Some notable examples include KidsOR, which has been able to outfit 25 pediatric operating rooms in 11 countries; LifeBox, which has provided more than 22,000 pulse oximeters to over 100 countries; and Jhpiego, an organization that has trained over 275,000 health care workers globally.

Recognizing the larger social footprint that surgical NGOs seek to have, it is important for them to scale their services in alignment with governments, national health agendas and integrate their work within the scope of NSOAPs.

Operation Smile, a surgical NGO with nearly four decades of experience providing comprehensive cleft care to children around the world, is doing exactly this. Through projects such as the ongoing Global Essential Surgery Project, funded by the UBS Optimus Foundation, Operation Smile has coordinated the assessments of local surgical systems in Nicaragua, Madagascar and Vietnam to design and implement capacity building projects in collaboration with local ministries of health and front-line providers.

The project has trained more than 1,000 health care workers, constructed new operating rooms, implemented safe surgical protocols, trained local biomedical technicians, and engaged local communities to increase health-seeking behaviors specific to surgery.

Early results are promising: both surgical admissions and surgical volume within the project’s partner hospitals have increased by more than 60 per cent since 2018. More patients are seeking care, and hospitals possess an increased ability to meet this new demand.

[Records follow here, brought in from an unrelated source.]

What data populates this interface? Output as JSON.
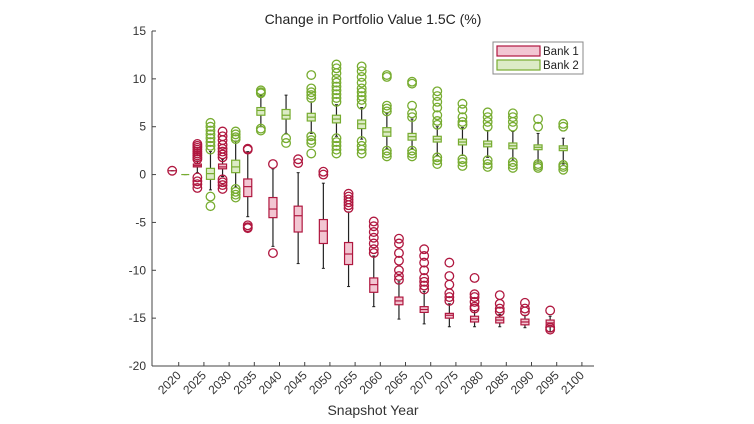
{
  "chart_data": {
    "type": "boxplot",
    "title": "Change in Portfolio Value 1.5C (%)",
    "xlabel": "Snapshot Year",
    "ylabel": "",
    "xlim": [
      2014.7,
      2102.4
    ],
    "ylim": [
      -20,
      15
    ],
    "xticks": [
      2020,
      2025,
      2030,
      2035,
      2040,
      2045,
      2050,
      2055,
      2060,
      2065,
      2070,
      2075,
      2080,
      2085,
      2090,
      2095,
      2100
    ],
    "yticks": [
      15,
      10,
      5,
      0,
      -5,
      -10,
      -15,
      -20
    ],
    "grid": false,
    "legend_position": "top-right",
    "series": [
      {
        "name": "Bank 1",
        "edge_color": "#b0173f",
        "fill_color": "#f2c6d2",
        "boxes": [
          {
            "x": 2020,
            "q1": 0.4,
            "median": 0.4,
            "q3": 0.4,
            "whisker_low": 0.4,
            "whisker_high": 0.4,
            "outliers": [
              0.4
            ]
          },
          {
            "x": 2025,
            "q1": 0.8,
            "median": 0.93,
            "q3": 1.1,
            "whisker_low": 0.2,
            "whisker_high": 1.4,
            "outliers": [
              3.2,
              3.0,
              2.8,
              2.6,
              2.4,
              2.2,
              2.0,
              1.8,
              1.6,
              -0.3,
              -0.7,
              -1.0,
              -1.4
            ]
          },
          {
            "x": 2030,
            "q1": 0.6,
            "median": 0.8,
            "q3": 1.1,
            "whisker_low": -0.2,
            "whisker_high": 1.6,
            "outliers": [
              1.8,
              2.1,
              2.4,
              2.7,
              3.1,
              3.6,
              4.0,
              4.5,
              -0.5,
              -0.8,
              -1.1,
              -1.5
            ]
          },
          {
            "x": 2035,
            "q1": -2.3,
            "median": -1.26,
            "q3": -0.46,
            "whisker_low": -4.4,
            "whisker_high": 2.4,
            "outliers": [
              2.6,
              2.7,
              -5.3,
              -5.5,
              -5.6
            ]
          },
          {
            "x": 2040,
            "q1": -4.5,
            "median": -3.6,
            "q3": -2.4,
            "whisker_low": -7.5,
            "whisker_high": 0.6,
            "outliers": [
              1.1,
              -8.2
            ]
          },
          {
            "x": 2045,
            "q1": -6.0,
            "median": -4.3,
            "q3": -3.3,
            "whisker_low": -9.3,
            "whisker_high": 0.2,
            "outliers": [
              1.2,
              1.6
            ]
          },
          {
            "x": 2050,
            "q1": -7.2,
            "median": -5.9,
            "q3": -4.7,
            "whisker_low": -9.8,
            "whisker_high": -0.9,
            "outliers": [
              0.0,
              0.3
            ]
          },
          {
            "x": 2055,
            "q1": -9.4,
            "median": -8.3,
            "q3": -7.1,
            "whisker_low": -11.7,
            "whisker_high": -3.9,
            "outliers": [
              -2.0,
              -2.3,
              -2.6,
              -2.9,
              -3.2,
              -3.5
            ]
          },
          {
            "x": 2060,
            "q1": -12.3,
            "median": -11.5,
            "q3": -10.8,
            "whisker_low": -13.8,
            "whisker_high": -8.5,
            "outliers": [
              -4.9,
              -5.4,
              -6.0,
              -6.6,
              -7.2,
              -7.8,
              -8.2
            ]
          },
          {
            "x": 2065,
            "q1": -13.6,
            "median": -13.2,
            "q3": -12.8,
            "whisker_low": -15.1,
            "whisker_high": -11.2,
            "outliers": [
              -6.7,
              -7.2,
              -8.2,
              -9.0,
              -10.0,
              -10.6,
              -11.0
            ]
          },
          {
            "x": 2070,
            "q1": -14.4,
            "median": -14.1,
            "q3": -13.8,
            "whisker_low": -15.6,
            "whisker_high": -12.2,
            "outliers": [
              -7.8,
              -8.5,
              -9.2,
              -10.0,
              -10.8,
              -11.2,
              -11.6,
              -12.0
            ]
          },
          {
            "x": 2075,
            "q1": -15.0,
            "median": -14.7,
            "q3": -14.5,
            "whisker_low": -15.9,
            "whisker_high": -13.5,
            "outliers": [
              -9.2,
              -10.6,
              -11.5,
              -12.4,
              -12.8,
              -13.2
            ]
          },
          {
            "x": 2080,
            "q1": -15.4,
            "median": -15.1,
            "q3": -14.8,
            "whisker_low": -15.9,
            "whisker_high": -14.2,
            "outliers": [
              -10.8,
              -12.5,
              -12.8,
              -13.3,
              -13.8,
              -14.0
            ]
          },
          {
            "x": 2085,
            "q1": -15.5,
            "median": -15.2,
            "q3": -14.9,
            "whisker_low": -15.9,
            "whisker_high": -14.6,
            "outliers": [
              -12.6,
              -13.5,
              -14.0,
              -14.3
            ]
          },
          {
            "x": 2090,
            "q1": -15.7,
            "median": -15.4,
            "q3": -15.1,
            "whisker_low": -16.0,
            "whisker_high": -14.7,
            "outliers": [
              -13.4,
              -14.0,
              -14.3
            ]
          },
          {
            "x": 2095,
            "q1": -15.9,
            "median": -15.5,
            "q3": -15.2,
            "whisker_low": -16.4,
            "whisker_high": -14.8,
            "outliers": [
              -14.2,
              -16.0,
              -16.2
            ]
          }
        ]
      },
      {
        "name": "Bank 2",
        "edge_color": "#77ac30",
        "fill_color": "#dcebc6",
        "boxes": [
          {
            "x": 2020,
            "q1": 0,
            "median": 0,
            "q3": 0,
            "whisker_low": 0,
            "whisker_high": 0,
            "outliers": []
          },
          {
            "x": 2025,
            "q1": -0.5,
            "median": 0.1,
            "q3": 0.65,
            "whisker_low": -1.6,
            "whisker_high": 2.4,
            "outliers": [
              2.6,
              3.0,
              3.4,
              3.8,
              4.2,
              4.6,
              5.0,
              5.4,
              -2.3,
              -3.3
            ]
          },
          {
            "x": 2030,
            "q1": 0.2,
            "median": 0.8,
            "q3": 1.5,
            "whisker_low": -1.3,
            "whisker_high": 3.5,
            "outliers": [
              3.7,
              3.9,
              4.2,
              4.5,
              -1.5,
              -1.8,
              -2.1,
              -2.4
            ]
          },
          {
            "x": 2035,
            "q1": 6.2,
            "median": 6.7,
            "q3": 7.0,
            "whisker_low": 5.0,
            "whisker_high": 8.3,
            "outliers": [
              8.5,
              8.6,
              8.8,
              4.8,
              4.6
            ]
          },
          {
            "x": 2040,
            "q1": 5.8,
            "median": 6.2,
            "q3": 6.8,
            "whisker_low": 4.3,
            "whisker_high": 8.3,
            "outliers": [
              3.8,
              3.3
            ]
          },
          {
            "x": 2045,
            "q1": 5.6,
            "median": 6.0,
            "q3": 6.4,
            "whisker_low": 4.3,
            "whisker_high": 7.6,
            "outliers": [
              8.0,
              8.3,
              8.6,
              9.0,
              10.4,
              4.0,
              3.6,
              3.3,
              2.2
            ]
          },
          {
            "x": 2050,
            "q1": 5.4,
            "median": 5.8,
            "q3": 6.2,
            "whisker_low": 4.0,
            "whisker_high": 7.3,
            "outliers": [
              7.6,
              8.0,
              8.4,
              8.8,
              9.2,
              9.6,
              10.0,
              10.6,
              11.1,
              11.5,
              3.8,
              3.4,
              3.0,
              2.6,
              2.2
            ]
          },
          {
            "x": 2055,
            "q1": 4.8,
            "median": 5.3,
            "q3": 5.7,
            "whisker_low": 3.7,
            "whisker_high": 7.0,
            "outliers": [
              7.3,
              7.8,
              8.2,
              8.6,
              9.0,
              9.6,
              10.2,
              10.8,
              11.3,
              3.5,
              3.0,
              2.6,
              2.2
            ]
          },
          {
            "x": 2060,
            "q1": 4.0,
            "median": 4.45,
            "q3": 4.9,
            "whisker_low": 2.7,
            "whisker_high": 6.4,
            "outliers": [
              6.6,
              6.9,
              7.2,
              10.2,
              10.4,
              2.5,
              2.2,
              1.9
            ]
          },
          {
            "x": 2065,
            "q1": 3.6,
            "median": 3.96,
            "q3": 4.3,
            "whisker_low": 2.7,
            "whisker_high": 5.8,
            "outliers": [
              6.0,
              6.4,
              7.2,
              9.5,
              9.7,
              2.5,
              2.2,
              1.9
            ]
          },
          {
            "x": 2070,
            "q1": 3.4,
            "median": 3.7,
            "q3": 4.0,
            "whisker_low": 2.0,
            "whisker_high": 5.0,
            "outliers": [
              5.2,
              5.6,
              6.2,
              7.0,
              7.6,
              8.2,
              8.7,
              1.8,
              1.5,
              1.1
            ]
          },
          {
            "x": 2075,
            "q1": 3.1,
            "median": 3.4,
            "q3": 3.7,
            "whisker_low": 2.0,
            "whisker_high": 4.9,
            "outliers": [
              5.2,
              5.5,
              6.0,
              6.8,
              7.4,
              1.6,
              1.3,
              0.9
            ]
          },
          {
            "x": 2080,
            "q1": 2.9,
            "median": 3.2,
            "q3": 3.5,
            "whisker_low": 1.8,
            "whisker_high": 4.6,
            "outliers": [
              5.0,
              5.5,
              6.0,
              6.5,
              1.5,
              1.1,
              0.8
            ]
          },
          {
            "x": 2085,
            "q1": 2.7,
            "median": 3.0,
            "q3": 3.3,
            "whisker_low": 1.5,
            "whisker_high": 4.5,
            "outliers": [
              5.0,
              5.5,
              6.0,
              6.4,
              1.3,
              1.0,
              0.7
            ]
          },
          {
            "x": 2090,
            "q1": 2.6,
            "median": 2.85,
            "q3": 3.1,
            "whisker_low": 1.3,
            "whisker_high": 4.3,
            "outliers": [
              5.0,
              5.8,
              1.1,
              0.9,
              0.7
            ]
          },
          {
            "x": 2095,
            "q1": 2.5,
            "median": 2.75,
            "q3": 3.0,
            "whisker_low": 1.1,
            "whisker_high": 3.8,
            "outliers": [
              5.0,
              5.3,
              1.0,
              0.8,
              0.5
            ]
          }
        ]
      }
    ]
  }
}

Importantly, the evidence generated through this project will inform the implementation of WHA resolution 68.15 and NSOAPs in other countries, bridging the gap between policy and practice.

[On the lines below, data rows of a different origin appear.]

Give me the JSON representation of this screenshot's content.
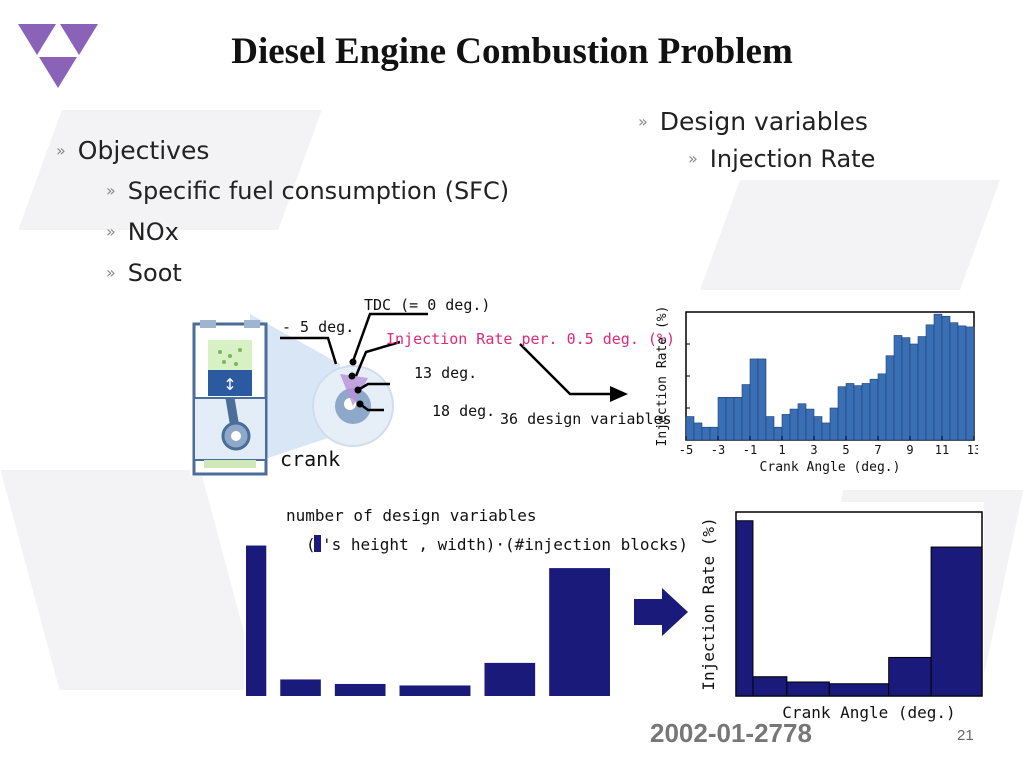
{
  "slide": {
    "title": "Diesel Engine Combustion Problem",
    "objectives": {
      "label": "Objectives",
      "items": [
        "Specific fuel consumption (SFC)",
        "NOx",
        "Soot"
      ]
    },
    "design_variables": {
      "label": "Design variables",
      "items": [
        "Injection Rate"
      ]
    },
    "footer_code": "2002-01-2778",
    "page_number": "21",
    "brand_color": "#8a63b8"
  },
  "engine_diagram": {
    "labels": {
      "tdc": "TDC (= 0 deg.)",
      "minus5": "- 5 deg.",
      "injection_rate": "Injection Rate per. 0.5 deg. (%)",
      "deg13": "13 deg.",
      "deg18": "18 deg.",
      "design_vars": "36 design variables",
      "crank": "crank"
    },
    "label_color": "#e0287a"
  },
  "bottom_diagram": {
    "caption1": "number of design variables",
    "caption2_pre": "(",
    "caption2_post": "'s height , width)·(#injection blocks)"
  },
  "chart_data": [
    {
      "type": "bar",
      "xlabel": "Crank Angle (deg.)",
      "ylabel": "Injection Rate (%)",
      "xlim": [
        -5,
        13
      ],
      "xticks": [
        -5,
        -3,
        -1,
        1,
        3,
        5,
        7,
        9,
        11,
        13
      ],
      "x": [
        -5,
        -4.5,
        -4,
        -3.5,
        -3,
        -2.5,
        -2,
        -1.5,
        -1,
        -0.5,
        0,
        0.5,
        1,
        1.5,
        2,
        2.5,
        3,
        3.5,
        4,
        4.5,
        5,
        5.5,
        6,
        6.5,
        7,
        7.5,
        8,
        8.5,
        9,
        9.5,
        10,
        10.5,
        11,
        11.5,
        12,
        12.5
      ],
      "values": [
        2.2,
        1.6,
        1.2,
        1.2,
        4.0,
        4.0,
        4.0,
        5.2,
        7.6,
        7.6,
        2.2,
        1.2,
        2.4,
        2.9,
        3.4,
        2.9,
        2.2,
        1.6,
        3.0,
        5.0,
        5.3,
        5.1,
        5.3,
        5.7,
        6.2,
        7.9,
        9.8,
        9.6,
        9.0,
        9.7,
        10.8,
        11.8,
        11.6,
        11.0,
        10.7,
        10.6
      ],
      "ylim": [
        0,
        12
      ],
      "color": "#3a6fb5"
    },
    {
      "type": "bar",
      "xlabel": "Crank Angle (deg.)",
      "ylabel": "Injection Rate (%)",
      "blocks": [
        {
          "width": 1.0,
          "height": 10.0
        },
        {
          "width": 2.0,
          "height": 1.1
        },
        {
          "width": 2.5,
          "height": 0.8
        },
        {
          "width": 3.5,
          "height": 0.7
        },
        {
          "width": 2.5,
          "height": 2.2
        },
        {
          "width": 3.0,
          "height": 8.5
        }
      ],
      "ylim": [
        0,
        10.5
      ],
      "color": "#1a1a7a"
    }
  ]
}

Here is our advice for surgical NGOs as they expand their roles towards universal health coverage:

  • Establish equitable and long-term partnerships by equipping local providers with the knowledge and training necessary to sustain local efforts, drive economic progress and decrease dependency – recognizing that sustainable surgical/health system strengthening will take time and implementation does not produce immediate results
  • Employ a broadened approach that allows for direct service delivery to patients but emphasizes capacity building for local health care providers
  • Expand funding sources by seeking additional avenues of funding. Social impact investors are ready to support sustainable programs that are measurable, repeatable and scalable
  • Collaboration with other surgical NGOs is critical and must be performed in a transparent manner. Competition will sequester results; collaboration will achieve them
  • Data is vital for establishing evidence needed for scaling up impactful programs and implementing health policies. Improved data tracking processes can be integrated into local and national practices to strengthen information management systems
  • Partnering with policy makers is paramount. Universal health coverage cannot be achieved without policy development and implementation

As we approach the one-year mark since the first cases of COVID-19 and reflect on a pandemic that has so drastically changed our daily lives, we must look onward to how we will repair the flawed health systems and social inequalities that this virus has exposed.

Moving forward, surgical NGOs must act as catalysts that provide activism, partnership and leadership to drive fundamental change – change that ensures universal access to safe, timely and effective surgical care for health that lasts – no matter where you live or how much money you have.